Use the --exclude_chains and --exclude_threshold parameters to move all biounits that contain chains similar to what you specify to a separate folder.

Using the data

The output files are pickled nested dictionaries where first-level keys are chain Ids and second-level keys are the following:

  • 'crd_bb': a numpy array of shape (L, 4, 3) with backbone atom coordinates (N, C, CA, O),
  • 'crd_sc': a numpy array of shape (L, 10, 3) with sidechain atom coordinates (check proteinflow.sidechain_order() for the order of atoms),
  • 'msk': a numpy array of shape (L,) where ones correspond to residues with known coordinates and zeros to missing values,
  • 'seq': a string of length L with residue types.

In a SAbDab datasets, an additional key is added to the dictionary:

  • 'cdr': a numpy array of shape (L,) where CDR residues are marked with the corresponding type ('H1', 'L1', ...) and non-CDR residues are marked with '-'.

Note that the sequence information in the PDB files is aligned to the FASTA sequences to identify the missing residues.

Once your data is ready, you can open the files with pickle directly.

import pickle
import os

train_folder = "./data/proteinflow_new/training"
for filename in os.listdir(train_folder):
    with open(os.path.join(train_folder, filename), "rb") as f:
        data = pickle.load(f)
    crd_bb = data["crd_bb"]
    seq = data["seq"]
    ...

Alternatively, you can use our ProteinDataset or ProteinLoader classes for convenient processing. Among other things, they allow for feature extraction, single chain / homomer / heteromer filtering and randomized sampling from sequence identity clusters.

For example, here is how we can create a data loader that:

  • samples a different cluster representative at every epoch,
  • extracts dihedral angles, sidechain orientation and secondary structure features,
  • only loads pairs of interacting proteins (larger biounits are broken up into pairs),
  • has batch size 8.
from proteinflow import ProteinLoader
train_loader = ProteinLoader.from_args(
    "./data/proteinflow_new/training", 
    clustering_dict_path="./data/proteinflow_new/splits_dict/train.pickle",
    node_features_type="dihedral+sidechain_orientation+secondary_structure",
    entry_type="pair",
    batch_size=8,
)
for batch in train_loader:
    crd_bb = batch["X"] #(B, L, 4, 3)
    seq = batch["S"] #(B, L)
    sse = batch["secondary_structure"] #(B, L, 3)
    to_predict = batch["masked_res"] #(B, L), 1 where the residues should be masked, 0 otherwise
    ...

See more details on available parameters and the data format in the docs + this repository for a use case.

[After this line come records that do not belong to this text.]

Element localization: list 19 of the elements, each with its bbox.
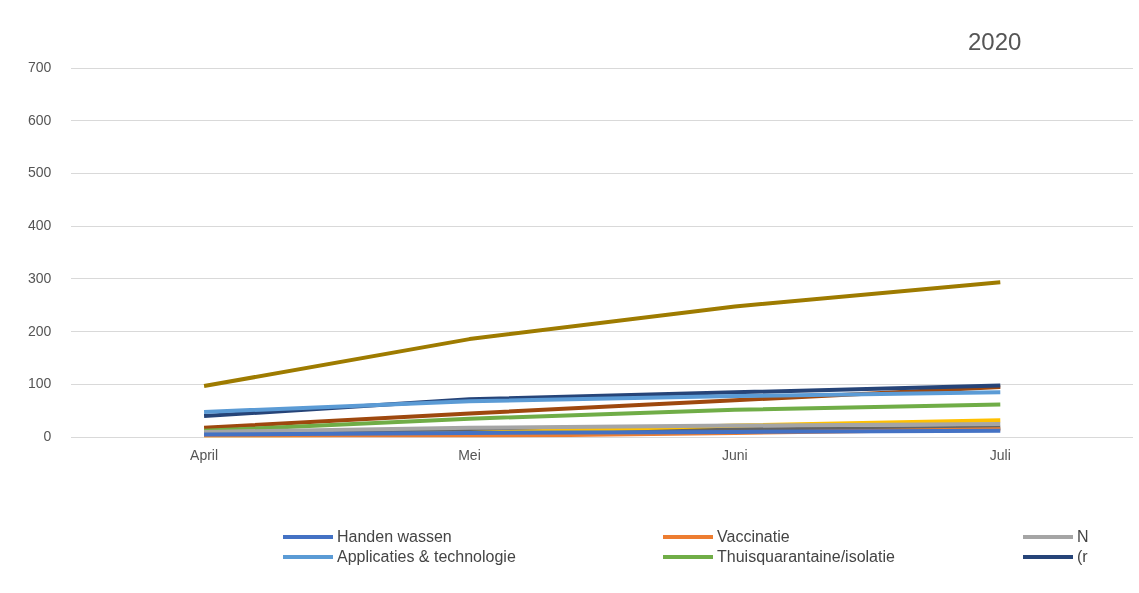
legend-label: N [1077,528,1089,546]
legend-label: Applicaties & technologie [337,548,516,566]
y-tick-label: 700 [28,58,52,75]
legend-label: Handen wassen [337,528,452,546]
y-tick-label: 0 [43,428,52,445]
x-tick-label: Mei [458,447,481,464]
legend-label: Thuisquarantaine/isolatie [717,548,895,566]
y-tick-label: 500 [28,164,52,181]
y-tick-label: 300 [28,269,52,286]
x-tick-label: Juli [989,447,1011,464]
y-tick-label: 200 [28,322,52,339]
y-tick-label: 400 [28,217,52,234]
legend-label: Vaccinatie [717,528,790,546]
chart-title: 2020 [968,28,1022,56]
legend-label: (r [1077,548,1088,566]
y-tick-label: 100 [28,375,52,392]
x-tick-label: April [190,447,219,464]
x-tick-label: Juni [722,447,748,464]
y-tick-label: 600 [28,111,52,128]
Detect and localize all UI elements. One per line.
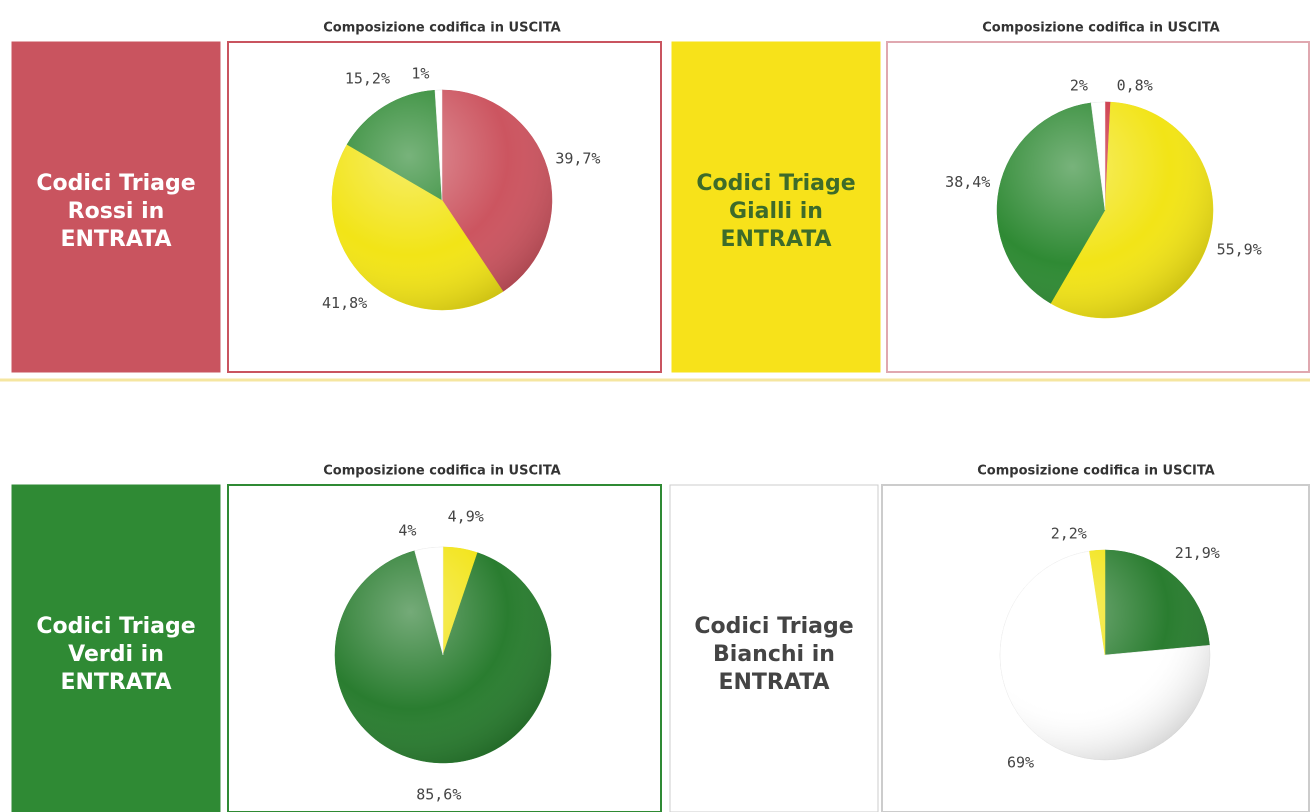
value-label: 69% bbox=[1007, 753, 1034, 771]
chart-title: Composizione codifica in USCITA bbox=[323, 21, 561, 36]
value-label: 1% bbox=[411, 65, 429, 83]
value-label: 41,8% bbox=[322, 294, 367, 312]
value-label: 2% bbox=[1070, 77, 1088, 95]
side-label: Rossi in bbox=[68, 199, 165, 224]
side-label: ENTRATA bbox=[60, 227, 171, 252]
chart-title: Composizione codifica in USCITA bbox=[982, 21, 1220, 36]
side-panel bbox=[669, 484, 879, 812]
value-label: 2,2% bbox=[1051, 525, 1087, 543]
value-label: 55,9% bbox=[1217, 240, 1262, 258]
side-label: Codici Triage bbox=[36, 171, 195, 196]
chart-title: Composizione codifica in USCITA bbox=[977, 464, 1215, 479]
side-label: Gialli in bbox=[729, 199, 823, 224]
value-label: 21,9% bbox=[1175, 544, 1220, 562]
side-label: Verdi in bbox=[68, 642, 164, 667]
value-label: 15,2% bbox=[345, 70, 390, 88]
value-label: 38,4% bbox=[945, 173, 990, 191]
value-label: 4% bbox=[398, 522, 416, 540]
side-panel bbox=[671, 41, 881, 373]
value-label: 4,9% bbox=[448, 507, 484, 525]
side-label: Bianchi in bbox=[713, 642, 835, 667]
side-label: Codici Triage bbox=[36, 614, 195, 639]
side-label: Codici Triage bbox=[694, 614, 853, 639]
chart-title: Composizione codifica in USCITA bbox=[323, 464, 561, 479]
side-panel bbox=[11, 41, 221, 373]
side-panel bbox=[11, 484, 221, 812]
value-label: 0,8% bbox=[1117, 77, 1153, 95]
side-label: Codici Triage bbox=[696, 171, 855, 196]
side-label: ENTRATA bbox=[720, 227, 831, 252]
side-label: ENTRATA bbox=[60, 670, 171, 695]
side-label: ENTRATA bbox=[718, 670, 829, 695]
value-label: 39,7% bbox=[555, 149, 600, 167]
value-label: 85,6% bbox=[416, 785, 461, 803]
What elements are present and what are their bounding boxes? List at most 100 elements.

ProteinFlow Stable Releases

You can download them with proteinflow download --tag {tag} in the command line or browse in the interface.

Tag Date Snapshot Size Min res Min len Max len MMseqs thr Split (train/val/test) Missing thr (ends/middle) Source Note
paper 10.11.22 20220103 24G 3.5 30 10'000 0.3 90/5/5 0.3/0.1 PDB first release, no mmCIF files
20230102_stable 27.02.23 20230102 28G 3.5 30 10'000 0.3 90/5/5 0.3/0.1 PDB v1.1.1

License

The proteinflow package and data are released and distributed under the BSD 3-Clause License

Contributions

This is an open source project supported by Adaptyv Bio. Contributions, suggestions and bug-fixes are welcomed.